Üstün bir karar alıp yeni bir yaşam biçimi seçtiğimiz zamanlar, belirli bir alt kültürle ya da toplulukla ilişki kurmakta, iç görüntümüzde bazı değişiklikler yapmaktayız. Başka bir deyişle, değişik bir kişi olmakta, kendimizi değişik olarak tanımlamaktayız. Daha önceki yaşam tarzımızı bilen eski dostlar, bildik bir tavırla kaşlarını kaldıracaklardır. Bizi tanımakta gittikçe zorluk çekeceklerdir. Gerçekte biz de eski kimliğimizi sevmekte ya da tanımakta güçlüklerle karşılaşacağız. Bir hippi geçiş aşamalarını farketmeden, astığı astık kestiği kestik bir işadamı haline gelebileceği gibi, bir işadamı da tarzının dış yapısını olduğu kadar temel tavırlarını da elden çıkarabilir. Günün birinde, "Geriye ne kaldı?" sorusunun bütün çıplaklığıyla önüne dikilmesi kaçınılmazdır. Kişiliğinden ya da 'kendinden' sürekli ve dayanaklı bir içyapı olarak geriye ne kalmıştır? Bazıları için karşılık yalındır. Çünkü onların artık 'kendim' kavramıyla ilişkileri kalmamıştır;bir dizi 'kendim' söz konusu olmuştur onlar için.

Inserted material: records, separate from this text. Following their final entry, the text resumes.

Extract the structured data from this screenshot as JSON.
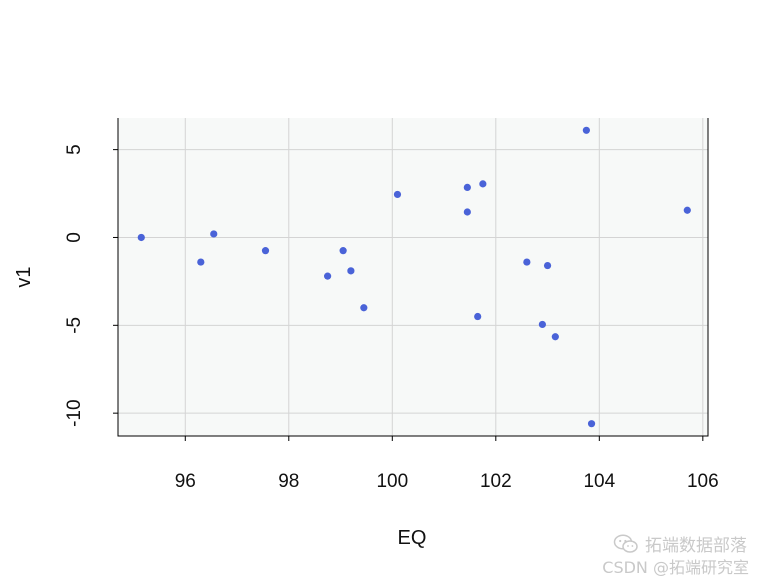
{
  "chart_data": {
    "type": "scatter",
    "xlabel": "EQ",
    "ylabel": "v1",
    "xlim": [
      94.7,
      106.1
    ],
    "ylim": [
      -11.3,
      6.8
    ],
    "x_ticks": [
      96,
      98,
      100,
      102,
      104,
      106
    ],
    "x_tick_labels": [
      "96",
      "98",
      "100",
      "102",
      "104",
      "106"
    ],
    "y_ticks": [
      -10,
      -5,
      0,
      5
    ],
    "y_tick_labels": [
      "-10",
      "-5",
      "0",
      "5"
    ],
    "grid": true,
    "point_color": "#4a63d8",
    "panel_color": "#f7f9f8",
    "grid_color": "#d4d4d4",
    "points": [
      {
        "x": 95.15,
        "y": 0.0
      },
      {
        "x": 96.3,
        "y": -1.4
      },
      {
        "x": 96.55,
        "y": 0.2
      },
      {
        "x": 97.55,
        "y": -0.75
      },
      {
        "x": 98.75,
        "y": -2.2
      },
      {
        "x": 99.05,
        "y": -0.75
      },
      {
        "x": 99.2,
        "y": -1.9
      },
      {
        "x": 99.45,
        "y": -4.0
      },
      {
        "x": 100.1,
        "y": 2.45
      },
      {
        "x": 101.45,
        "y": 2.85
      },
      {
        "x": 101.45,
        "y": 1.45
      },
      {
        "x": 101.65,
        "y": -4.5
      },
      {
        "x": 101.75,
        "y": 3.05
      },
      {
        "x": 102.6,
        "y": -1.4
      },
      {
        "x": 102.9,
        "y": -4.95
      },
      {
        "x": 103.0,
        "y": -1.6
      },
      {
        "x": 103.15,
        "y": -5.65
      },
      {
        "x": 103.75,
        "y": 6.1
      },
      {
        "x": 103.85,
        "y": -10.6
      },
      {
        "x": 105.7,
        "y": 1.55
      }
    ]
  },
  "watermark": {
    "line1": "拓端数据部落",
    "line2": "CSDN @拓端研究室",
    "icon": "wechat-icon"
  }
}
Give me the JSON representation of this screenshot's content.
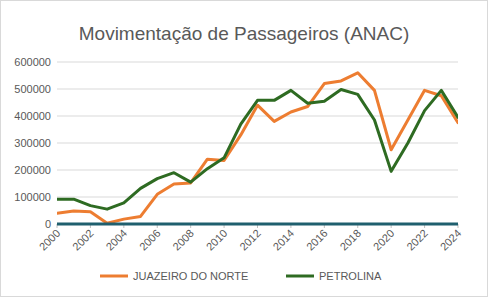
{
  "chart_data": {
    "type": "line",
    "title": "Movimentação de Passageiros (ANAC)",
    "x": [
      2000,
      2001,
      2002,
      2003,
      2004,
      2005,
      2006,
      2007,
      2008,
      2009,
      2010,
      2011,
      2012,
      2013,
      2014,
      2015,
      2016,
      2017,
      2018,
      2019,
      2020,
      2021,
      2022,
      2023,
      2024
    ],
    "series": [
      {
        "name": "JUAZEIRO DO NORTE",
        "color": "#ed7d31",
        "values": [
          40000,
          48000,
          45000,
          3000,
          18000,
          28000,
          110000,
          148000,
          152000,
          240000,
          235000,
          330000,
          440000,
          380000,
          415000,
          435000,
          520000,
          530000,
          560000,
          495000,
          275000,
          385000,
          495000,
          475000,
          375000
        ]
      },
      {
        "name": "PETROLINA",
        "color": "#2e6b22",
        "values": [
          92000,
          92000,
          68000,
          55000,
          78000,
          132000,
          168000,
          190000,
          155000,
          205000,
          245000,
          370000,
          458000,
          458000,
          495000,
          447000,
          455000,
          498000,
          480000,
          385000,
          195000,
          300000,
          420000,
          495000,
          395000
        ]
      }
    ],
    "xlim": [
      2000,
      2024
    ],
    "xticks": [
      2000,
      2002,
      2004,
      2006,
      2008,
      2010,
      2012,
      2014,
      2016,
      2018,
      2020,
      2022,
      2024
    ],
    "ylim": [
      0,
      600000
    ],
    "yticks": [
      0,
      100000,
      200000,
      300000,
      400000,
      500000,
      600000
    ],
    "grid": true,
    "legend": "bottom"
  }
}
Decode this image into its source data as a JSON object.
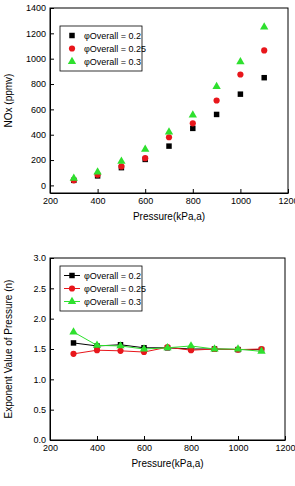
{
  "chart_data": [
    {
      "type": "scatter",
      "x_label": "Pressure(kPa,a)",
      "y_label": "NOx (ppmv)",
      "x": [
        300,
        400,
        500,
        600,
        700,
        800,
        900,
        1000,
        1100
      ],
      "series": [
        {
          "name": "φOverall = 0.2",
          "color": "#000000",
          "marker": "square",
          "values": [
            40,
            75,
            140,
            205,
            310,
            450,
            560,
            720,
            850
          ]
        },
        {
          "name": "φOverall = 0.25",
          "color": "#e8161b",
          "marker": "circle",
          "values": [
            40,
            85,
            150,
            215,
            380,
            490,
            670,
            875,
            1065
          ]
        },
        {
          "name": "φOverall = 0.3",
          "color": "#2ee02e",
          "marker": "triangle",
          "values": [
            55,
            105,
            190,
            285,
            420,
            555,
            780,
            975,
            1250
          ]
        }
      ],
      "xlim": [
        200,
        1200
      ],
      "xticks": [
        200,
        400,
        600,
        800,
        1000,
        1200
      ],
      "ylim": [
        -60,
        1400
      ],
      "yticks": [
        0,
        200,
        400,
        600,
        800,
        1000,
        1200,
        1400
      ],
      "grid": false,
      "legend": "upper left"
    },
    {
      "type": "line",
      "x_label": "Pressure(kPa,a)",
      "y_label": "Exponent Value of Pressure (n)",
      "x": [
        300,
        400,
        500,
        600,
        700,
        800,
        900,
        1000,
        1100
      ],
      "series": [
        {
          "name": "φOverall = 0.2",
          "color": "#000000",
          "marker": "square",
          "line_style": "solid",
          "values": [
            1.6,
            1.55,
            1.57,
            1.52,
            1.52,
            1.5,
            1.5,
            1.49,
            1.49
          ]
        },
        {
          "name": "φOverall = 0.25",
          "color": "#e8161b",
          "marker": "circle",
          "line_style": "solid",
          "values": [
            1.42,
            1.48,
            1.47,
            1.45,
            1.53,
            1.48,
            1.5,
            1.49,
            1.5
          ]
        },
        {
          "name": "φOverall = 0.3",
          "color": "#2ee02e",
          "marker": "triangle",
          "line_style": "solid",
          "values": [
            1.78,
            1.56,
            1.55,
            1.5,
            1.52,
            1.55,
            1.5,
            1.5,
            1.46
          ]
        }
      ],
      "xlim": [
        200,
        1200
      ],
      "xticks": [
        200,
        400,
        600,
        800,
        1000,
        1200
      ],
      "ylim": [
        0,
        3.0
      ],
      "yticks": [
        {
          "value": 0,
          "label": "0.0"
        },
        0.5,
        {
          "value": 1,
          "label": "1.0"
        },
        1.5,
        {
          "value": 2,
          "label": "2.0"
        },
        2.5,
        {
          "value": 3,
          "label": "3.0"
        }
      ],
      "grid": false,
      "legend": "upper left"
    }
  ]
}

Çağımız, insanın kendini kavraması konusunda temel değişiklikleri gerekli kılmaktadır. İnsan yaşamındaki süreklilikleri olduğu kadar, süreksizlikleri de göz önüne alan, yeni bir kişilik kuramı oluşturmalıdır. Çağımız, yeni bir özgürlük kavramını da beraberinde getirmektedir. Sonuna dek zorlandığında, özgürlüğün kendini yadsıdığı gözden kaçırılmamalıdır. Toplumun, yeni bir faklılaşma düzeyine sıçraması, yeni olanakları da beraberinde getirecektir. Yeni teknoloji, geçici örgütsel biçimler, yeni bir insan türüne gereksinim duyacaklardır. Tüm boşluklara ve geçici geri dönüşlere rağmen, sosyal gelişmenin, bizi türlü insan tiplerine karşı duyulan geniş bir hoşgörüye ve kabule doğru götürmesinin nedeni budur. 'İstediğini yap' görüşünün birden yaygınlaşması da bu tarihsel hareketin bir sonucudur. Toplum bölündükçe ya da farklılaştıkça, çeşitli yaşam tarzları daha çok yaygınlaşacaktır. Toplum, sosyal açıdan kabul gören yaşam tarzlarını ortaya koydukça, herkesin istediğini yaptığı bir düzeye ulaşacaktır. Üstün beceri ve akıl düzeyinde olan, üstün sanayiye ilişkin sosyal yapının hızla oluşmasına akıl erdirebilen, doğru yaşam hızını saptayıp, doğru alt kültürlere zamanında giren ve zamanında gerekli yaşam tarzı örneklerini edinen kişi için başarı kaçınılmazdır. Bu büyük sözlerin, insanların çoğuna uygulanamayacağı bir gerçektir. Geçmişte ve şimdilerde çoğu insanın belirli yaşam tarzları içinde sıkışıp kaldıkları, bilinen gerçektir. Çoğu insan için seçim olanakları söz konusu değildir. Seçim olanaklarının artırılması, özgürlüğe giden yol olarak görülmemelidir. Seçim olanaklarının aşırı seçime ve özgürlüğün tutsaklığa dönüşebileceği olasılığı da gözden ırak tutulmamalıdır.